> I also think that if comments were enabled on arxiv preprints, this could have led to a much more rapid conclusion to the fraud. Probably a materials scientist who read the paper realized this was fraudulent but wasn’t able to get that view quickly to the economists who were actually reading and discussing the paper. A well-written arxiv comment explaining why the data on materials similarity, for example, couldn’t be true, would have gone a long way.
> I also think that if comments were enabled on arxiv preprints, this could have led to a much more rapid conclusion to the fraud. Probably a materials scientist who read the paper realized this was fraudulent but wasn’t able to get that view quickly to the economists who were actually reading and discussing the paper. A well-written arxiv comment explaining why the data on materials similarity, for example, couldn’t be true, would have gone a long way.

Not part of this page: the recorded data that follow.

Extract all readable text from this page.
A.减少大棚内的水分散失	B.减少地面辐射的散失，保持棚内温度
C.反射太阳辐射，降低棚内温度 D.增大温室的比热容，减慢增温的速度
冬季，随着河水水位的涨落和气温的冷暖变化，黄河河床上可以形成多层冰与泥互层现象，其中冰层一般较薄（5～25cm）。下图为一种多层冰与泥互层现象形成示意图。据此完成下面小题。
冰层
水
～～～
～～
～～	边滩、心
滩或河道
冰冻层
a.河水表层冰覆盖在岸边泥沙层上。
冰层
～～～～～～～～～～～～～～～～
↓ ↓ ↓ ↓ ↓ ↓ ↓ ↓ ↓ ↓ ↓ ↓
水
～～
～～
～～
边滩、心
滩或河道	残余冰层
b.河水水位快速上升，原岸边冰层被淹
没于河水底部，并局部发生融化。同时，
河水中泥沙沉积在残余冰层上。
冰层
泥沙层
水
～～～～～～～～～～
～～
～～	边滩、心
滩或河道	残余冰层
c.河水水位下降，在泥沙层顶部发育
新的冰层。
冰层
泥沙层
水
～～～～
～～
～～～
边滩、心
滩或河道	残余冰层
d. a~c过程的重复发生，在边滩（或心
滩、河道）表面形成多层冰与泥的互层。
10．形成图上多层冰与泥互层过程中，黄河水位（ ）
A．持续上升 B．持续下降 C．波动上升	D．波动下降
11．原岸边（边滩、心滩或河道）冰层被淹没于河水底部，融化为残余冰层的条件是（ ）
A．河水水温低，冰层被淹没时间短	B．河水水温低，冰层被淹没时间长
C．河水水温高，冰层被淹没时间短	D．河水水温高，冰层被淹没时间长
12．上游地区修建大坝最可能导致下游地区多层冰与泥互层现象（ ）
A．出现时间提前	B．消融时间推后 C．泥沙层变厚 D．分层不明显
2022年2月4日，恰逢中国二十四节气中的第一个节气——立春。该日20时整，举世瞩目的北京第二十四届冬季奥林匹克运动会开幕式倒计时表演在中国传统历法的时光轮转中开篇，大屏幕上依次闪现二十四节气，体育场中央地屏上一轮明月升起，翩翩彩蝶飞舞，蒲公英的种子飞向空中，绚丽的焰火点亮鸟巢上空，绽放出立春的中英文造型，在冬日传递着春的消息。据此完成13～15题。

could this work outside/on top of arxiv?
I am shocked, "shocked*, to find fraud in the Science community!
The best thing from Science for the last 15 years or so has been the focus on discovering and publicizing it.
Just like most AI papers.
Dupe of https://news.ycombinator.com/item?id=44006426
This is actually an in-depth analysis on the fraudulent paper and it's much more interesting than the WSJ article. One for dang to decide I guess.
And it's shared there adding to large discussion. The discussion is over there.
The ironic thing is I'm sure AI for materials research isn't too far from being avaliable or possible, they were just a bit too early.
There are a lot of legitimate papers, this is just one fraud.